Published:Friday | December 31, 2021 | 2:40 PM
The coffin carrying the body of Anglican Archbishop Emeritus Desmond Tutu arrives at the St. George's Cathedral Friday, December 31, 2021, where he will lie in state for a second day in Cape Town, South Africa. Tutu, the Nobel Peace Prize-winning activist for racial equality and LGBT rights died Sunday at the age of 90. (AP Photo/Tsvangirayi Mukwazhi)

CAPE TOWN, South Africa (AP) — South Africans from all corners of retired Archbishop Desmond Tutu's “rainbow nation” filed past his plain pine casket by the hundreds on Friday to pay their respects to his life of activism for equality for all races, creeds and sexual orientations.

“He was a moral giant. He was a moral and spiritual giant loved and revered for fighting for equality for all people,” said the Reverend Michael Lapsley, on the steps of the historic St. George's Cathedral after Tutu's coffin was carried in amid music, incense and prayers.

Anglican clergywomen and men, Black and white, young and old — lined the street to honour the cortege carrying Tutu's body to the church. Members of the Tutu family accompanied the casket into the cathedral.

People began filing through the lofty cathedral to light candles and view the small, simple coffin with rope handles which Tutu had said he wanted to avoid any ostentation or lavish expenditures. Many sat in the pews to pray and reflect on Tutu's life.

More than 2,000 people visited the cathedral on the first day of viewing on Thursday and on Friday the line stretched for more than a kilometre (nearly a mile). A requiem mass for Tutu will be held on New Year's Day before he is cremated and his remains placed in a columbarium in the cathedral.

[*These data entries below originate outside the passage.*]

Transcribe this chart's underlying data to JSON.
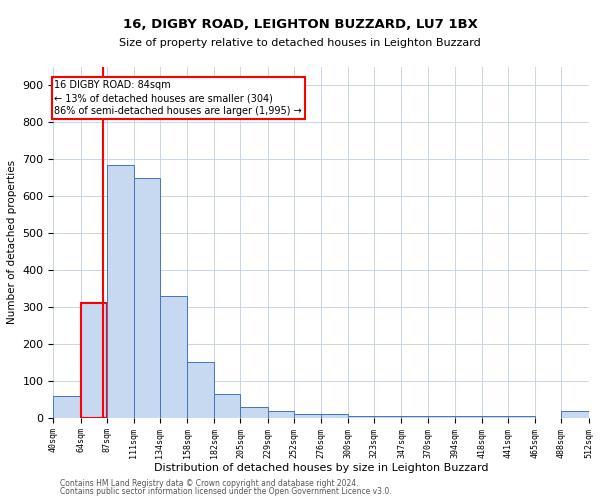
{
  "title1": "16, DIGBY ROAD, LEIGHTON BUZZARD, LU7 1BX",
  "title2": "Size of property relative to detached houses in Leighton Buzzard",
  "xlabel": "Distribution of detached houses by size in Leighton Buzzard",
  "ylabel": "Number of detached properties",
  "footer1": "Contains HM Land Registry data © Crown copyright and database right 2024.",
  "footer2": "Contains public sector information licensed under the Open Government Licence v3.0.",
  "annotation_title": "16 DIGBY ROAD: 84sqm",
  "annotation_line1": "← 13% of detached houses are smaller (304)",
  "annotation_line2": "86% of semi-detached houses are larger (1,995) →",
  "property_size": 84,
  "bar_left_edges": [
    40,
    64,
    87,
    111,
    134,
    158,
    182,
    205,
    229,
    252,
    276,
    300,
    323,
    347,
    370,
    394,
    418,
    441,
    465,
    488
  ],
  "bar_widths": [
    24,
    23,
    24,
    23,
    24,
    24,
    23,
    24,
    23,
    24,
    24,
    23,
    24,
    23,
    24,
    24,
    23,
    24,
    23,
    24
  ],
  "bar_heights": [
    60,
    310,
    685,
    650,
    330,
    150,
    65,
    30,
    18,
    10,
    10,
    5,
    5,
    5,
    5,
    5,
    5,
    5,
    0,
    18
  ],
  "bar_color": "#c6d9f0",
  "bar_edge_color": "#4472c4",
  "highlight_bar_edge_color": "#ff0000",
  "property_line_color": "#ff0000",
  "ylim": [
    0,
    950
  ],
  "yticks": [
    0,
    100,
    200,
    300,
    400,
    500,
    600,
    700,
    800,
    900
  ],
  "tick_labels": [
    "40sqm",
    "64sqm",
    "87sqm",
    "111sqm",
    "134sqm",
    "158sqm",
    "182sqm",
    "205sqm",
    "229sqm",
    "252sqm",
    "276sqm",
    "300sqm",
    "323sqm",
    "347sqm",
    "370sqm",
    "394sqm",
    "418sqm",
    "441sqm",
    "465sqm",
    "488sqm",
    "512sqm"
  ],
  "background_color": "#ffffff",
  "grid_color": "#c8d4e8",
  "annotation_box_color": "#ffffff",
  "annotation_box_edge": "#ff0000",
  "title1_fontsize": 9.5,
  "title2_fontsize": 8,
  "xlabel_fontsize": 8,
  "ylabel_fontsize": 7.5,
  "ytick_fontsize": 8,
  "xtick_fontsize": 6,
  "footer_fontsize": 5.5,
  "ann_fontsize": 7
}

“His work did not stop with the end of apartheid,” Lapsley said, in reference to South Africa's regime of racial oppression which Tutu prominently opposed and which ended in 1994 when South Africa held a democratic election.

“Archbishop Tutu bravely championed the equality of all people. He transformed the church by bringing women into the clergy. He championed the LGBTQ community, for whom he is a hero all over the world,” said Lapsley, Canon of Healing at the cathedral.

An anti-apartheid activist priest whose hands and one eye were blown off by a letter bomb sent by South African agents in 1994, Lapsley said Tutu helped him find reconciliation and a new role in the church.

One of the first women priests ordained by Tutu, the Rev. Wilma Jakobsen, said Tutu radically changed South Africa's Anglican church.

“The face of the church has changed. It has women priests and women in positions of leadership. It has people of all colours. Our church welcomes LGBTQ people. That's all thanks to the leadership of Archbishop Tutu,” said Jakobsen, who served as Tutu's personal chaplain when he was archbishop.

At the height of apartheid, Tutu mixed all races in the church, said Jakobsen.

“I was intentionally placed in Mitchells Plain and other white priests were intentionally put in Black communities. And Black priests were intentionally placed in white communities,” said Jakobsen. “Archbishop Tutu did not wait for approval to do that, he just did it. It was a direct challenge to the apartheid regime.”

Among those viewing Tutu's casket Friday was Mohamed De Bruyn.

After the viewing Friday, Tutu's body will remain alone overnight in the cathedral, “a place that he loved,” according to a statement from Archbishop of Cape Town Thabo Makgoba.

The cathedral, the Anglican church's oldest in southern Africa, dating back to 1847, shows the changes encouraged by Tutu. The Crypt Memory and Witness Center has public education programs to encourage healing and social justice.